President Bush paid tribute yesterday to 156 law-enforcement officers who were killed last year while making traffic stops, investigating crimes and performing other duties.

The names of the officers were added to the National Law Enforcement Officers Memorial, along with 259 others who died in previous years but had not been engraved on the memorial, which was dedicated in 1991.

“All of these men and women served the cause of justice,” Mr. Bush said at a memorial service on the Capitol lawn. “Our nation stands in admiration and gratitude for their service, and we ask God’s blessings for the families and friends they have left behind.”

Each May 15 is Peace Officers Memorial Day as a result of a resolution signed by President Kennedy in 1962. Mr. Bush has spoken at a memorial service every year since he became president.

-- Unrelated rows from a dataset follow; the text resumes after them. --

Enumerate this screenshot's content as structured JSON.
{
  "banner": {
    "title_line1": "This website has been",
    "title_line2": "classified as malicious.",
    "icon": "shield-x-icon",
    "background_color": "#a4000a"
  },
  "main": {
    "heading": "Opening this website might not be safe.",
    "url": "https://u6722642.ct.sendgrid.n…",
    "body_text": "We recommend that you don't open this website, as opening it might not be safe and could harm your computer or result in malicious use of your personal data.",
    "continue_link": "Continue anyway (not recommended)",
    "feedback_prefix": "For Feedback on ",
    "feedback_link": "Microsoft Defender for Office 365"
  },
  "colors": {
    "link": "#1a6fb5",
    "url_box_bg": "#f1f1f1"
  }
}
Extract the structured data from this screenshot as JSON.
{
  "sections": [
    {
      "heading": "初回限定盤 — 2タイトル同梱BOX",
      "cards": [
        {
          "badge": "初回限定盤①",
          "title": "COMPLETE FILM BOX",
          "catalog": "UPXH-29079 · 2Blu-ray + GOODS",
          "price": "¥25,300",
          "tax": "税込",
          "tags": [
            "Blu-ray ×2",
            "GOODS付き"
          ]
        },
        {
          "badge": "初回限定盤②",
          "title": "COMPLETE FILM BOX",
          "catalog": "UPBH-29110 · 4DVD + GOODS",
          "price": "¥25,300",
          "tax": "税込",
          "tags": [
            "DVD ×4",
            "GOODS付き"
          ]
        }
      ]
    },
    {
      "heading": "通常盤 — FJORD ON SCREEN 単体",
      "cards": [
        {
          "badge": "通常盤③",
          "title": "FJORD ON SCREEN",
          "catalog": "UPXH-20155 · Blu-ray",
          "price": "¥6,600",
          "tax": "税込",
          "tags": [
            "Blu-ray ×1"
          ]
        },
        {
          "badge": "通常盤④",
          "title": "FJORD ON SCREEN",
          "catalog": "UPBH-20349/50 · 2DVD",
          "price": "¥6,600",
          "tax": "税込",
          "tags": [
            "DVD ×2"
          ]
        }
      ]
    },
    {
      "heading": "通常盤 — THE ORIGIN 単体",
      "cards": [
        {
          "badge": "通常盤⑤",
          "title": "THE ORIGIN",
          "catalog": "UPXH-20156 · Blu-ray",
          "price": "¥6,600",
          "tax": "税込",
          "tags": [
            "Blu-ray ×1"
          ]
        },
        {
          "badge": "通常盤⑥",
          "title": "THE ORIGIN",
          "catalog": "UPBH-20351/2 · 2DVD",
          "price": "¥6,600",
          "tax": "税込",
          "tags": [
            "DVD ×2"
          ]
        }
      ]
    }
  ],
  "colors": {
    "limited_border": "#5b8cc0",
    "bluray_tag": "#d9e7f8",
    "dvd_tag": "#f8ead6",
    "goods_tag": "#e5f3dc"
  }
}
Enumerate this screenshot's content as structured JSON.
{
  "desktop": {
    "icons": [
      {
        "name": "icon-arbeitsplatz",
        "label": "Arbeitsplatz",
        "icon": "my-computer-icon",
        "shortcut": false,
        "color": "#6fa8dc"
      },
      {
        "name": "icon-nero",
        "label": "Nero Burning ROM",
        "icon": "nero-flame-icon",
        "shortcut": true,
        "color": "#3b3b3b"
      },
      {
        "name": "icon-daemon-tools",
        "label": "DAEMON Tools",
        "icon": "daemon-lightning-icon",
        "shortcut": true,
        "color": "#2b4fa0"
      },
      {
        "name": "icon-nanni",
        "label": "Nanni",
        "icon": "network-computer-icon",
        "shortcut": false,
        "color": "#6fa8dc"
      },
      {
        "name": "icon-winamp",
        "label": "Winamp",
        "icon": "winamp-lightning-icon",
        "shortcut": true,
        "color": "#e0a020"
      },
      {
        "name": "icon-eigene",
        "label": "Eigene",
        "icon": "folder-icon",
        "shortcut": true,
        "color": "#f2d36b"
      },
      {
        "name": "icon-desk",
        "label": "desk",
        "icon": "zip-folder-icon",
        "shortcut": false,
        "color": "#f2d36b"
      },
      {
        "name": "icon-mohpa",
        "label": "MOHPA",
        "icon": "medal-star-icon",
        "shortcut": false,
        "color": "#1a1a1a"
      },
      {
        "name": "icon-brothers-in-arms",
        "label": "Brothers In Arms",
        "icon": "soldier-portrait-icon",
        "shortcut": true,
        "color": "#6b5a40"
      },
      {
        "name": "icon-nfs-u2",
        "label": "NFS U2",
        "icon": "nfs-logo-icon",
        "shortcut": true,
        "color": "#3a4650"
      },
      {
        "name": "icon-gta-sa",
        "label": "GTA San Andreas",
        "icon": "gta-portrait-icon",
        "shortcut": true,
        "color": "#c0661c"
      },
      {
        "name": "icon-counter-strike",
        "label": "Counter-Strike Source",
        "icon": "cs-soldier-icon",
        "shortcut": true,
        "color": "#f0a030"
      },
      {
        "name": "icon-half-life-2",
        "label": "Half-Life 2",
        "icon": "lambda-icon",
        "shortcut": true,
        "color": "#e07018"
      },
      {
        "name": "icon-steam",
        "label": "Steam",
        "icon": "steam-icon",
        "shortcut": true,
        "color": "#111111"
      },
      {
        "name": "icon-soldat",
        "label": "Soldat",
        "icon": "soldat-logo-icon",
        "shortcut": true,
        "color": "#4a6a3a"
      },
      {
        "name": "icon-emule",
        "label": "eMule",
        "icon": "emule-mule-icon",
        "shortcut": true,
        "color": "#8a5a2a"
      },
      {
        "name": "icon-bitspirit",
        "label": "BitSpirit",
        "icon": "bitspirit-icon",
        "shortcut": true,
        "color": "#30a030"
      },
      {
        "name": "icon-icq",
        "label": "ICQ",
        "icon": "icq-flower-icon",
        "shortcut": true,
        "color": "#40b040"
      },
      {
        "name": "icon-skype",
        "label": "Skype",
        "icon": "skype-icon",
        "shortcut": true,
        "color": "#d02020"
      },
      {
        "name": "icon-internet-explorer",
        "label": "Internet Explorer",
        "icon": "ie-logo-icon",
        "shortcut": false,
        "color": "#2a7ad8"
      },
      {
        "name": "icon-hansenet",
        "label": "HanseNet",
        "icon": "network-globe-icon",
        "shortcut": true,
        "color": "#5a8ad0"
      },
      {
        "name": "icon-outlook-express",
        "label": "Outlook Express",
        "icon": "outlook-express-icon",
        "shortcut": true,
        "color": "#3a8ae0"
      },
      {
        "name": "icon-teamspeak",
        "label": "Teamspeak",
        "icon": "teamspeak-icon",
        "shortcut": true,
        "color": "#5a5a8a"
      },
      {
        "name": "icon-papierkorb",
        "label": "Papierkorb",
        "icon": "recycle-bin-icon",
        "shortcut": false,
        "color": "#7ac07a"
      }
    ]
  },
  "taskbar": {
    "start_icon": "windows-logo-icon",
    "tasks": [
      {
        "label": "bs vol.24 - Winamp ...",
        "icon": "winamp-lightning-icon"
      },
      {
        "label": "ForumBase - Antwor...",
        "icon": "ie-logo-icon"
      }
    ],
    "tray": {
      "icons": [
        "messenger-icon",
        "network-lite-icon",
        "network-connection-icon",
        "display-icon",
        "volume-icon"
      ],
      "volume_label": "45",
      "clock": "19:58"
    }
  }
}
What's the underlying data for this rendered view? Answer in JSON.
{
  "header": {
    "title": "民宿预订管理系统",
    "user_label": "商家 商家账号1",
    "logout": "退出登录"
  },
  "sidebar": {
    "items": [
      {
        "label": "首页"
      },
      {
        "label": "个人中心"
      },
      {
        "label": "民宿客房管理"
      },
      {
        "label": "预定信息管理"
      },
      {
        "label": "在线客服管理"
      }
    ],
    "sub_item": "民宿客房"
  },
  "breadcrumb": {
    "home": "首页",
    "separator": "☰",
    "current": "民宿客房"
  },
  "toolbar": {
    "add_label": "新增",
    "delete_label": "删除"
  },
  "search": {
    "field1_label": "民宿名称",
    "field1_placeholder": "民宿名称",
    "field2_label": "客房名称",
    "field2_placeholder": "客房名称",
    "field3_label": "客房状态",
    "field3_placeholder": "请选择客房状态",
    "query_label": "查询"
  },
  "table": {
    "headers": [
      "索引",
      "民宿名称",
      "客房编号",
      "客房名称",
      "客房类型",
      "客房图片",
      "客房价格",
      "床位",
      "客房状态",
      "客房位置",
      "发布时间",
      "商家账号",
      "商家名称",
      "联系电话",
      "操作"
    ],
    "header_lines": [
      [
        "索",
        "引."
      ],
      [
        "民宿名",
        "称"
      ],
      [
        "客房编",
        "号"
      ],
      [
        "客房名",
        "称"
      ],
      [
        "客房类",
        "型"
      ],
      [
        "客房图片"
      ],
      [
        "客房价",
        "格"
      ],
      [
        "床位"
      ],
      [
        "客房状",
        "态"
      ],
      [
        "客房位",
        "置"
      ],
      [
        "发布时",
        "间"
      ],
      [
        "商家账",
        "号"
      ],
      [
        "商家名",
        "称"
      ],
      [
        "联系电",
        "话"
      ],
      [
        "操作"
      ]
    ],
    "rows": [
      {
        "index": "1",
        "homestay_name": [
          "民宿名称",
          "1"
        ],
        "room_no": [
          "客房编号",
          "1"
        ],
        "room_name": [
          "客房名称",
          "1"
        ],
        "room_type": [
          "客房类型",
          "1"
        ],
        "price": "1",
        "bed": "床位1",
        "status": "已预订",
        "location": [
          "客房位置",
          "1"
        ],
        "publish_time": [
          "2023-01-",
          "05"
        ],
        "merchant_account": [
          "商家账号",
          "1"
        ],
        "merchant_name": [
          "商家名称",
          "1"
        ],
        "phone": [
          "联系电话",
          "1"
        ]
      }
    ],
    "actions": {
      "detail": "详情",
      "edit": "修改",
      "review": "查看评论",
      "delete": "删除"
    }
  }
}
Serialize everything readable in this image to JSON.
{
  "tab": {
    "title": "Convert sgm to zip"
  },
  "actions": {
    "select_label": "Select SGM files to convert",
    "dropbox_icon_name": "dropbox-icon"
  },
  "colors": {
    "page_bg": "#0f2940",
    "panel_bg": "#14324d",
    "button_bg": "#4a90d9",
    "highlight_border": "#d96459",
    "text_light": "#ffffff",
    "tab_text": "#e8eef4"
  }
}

Mr. Bush was joined on stage this year by Cabinet secretaries, senators and other federal officials. Thousands of uniformed police officers and relatives of the fallen were in the audience. Country singer Darryl Worley sang “I Miss My Friend” in tribute.

Mr. Bush said the nation must never take its police officers for granted, and cited a few who died in the line of duty last year: two Detroit officers killed while making a traffic stop, a sheriff’s deputy from Pennsylvania killed while serving a bench warrant and an Arizona officer who died while diving for evidence in a murder case.

After his remarks, Mr. Bush placed a red carnation in a memorial wreath set up on the Capitol Lawn. The program, which listed the names of the 156 officers killed on the job in 2004, was delayed by more than 90 minutes while Mr. Bush went down to the audience and spent time hugging and greeting the family members.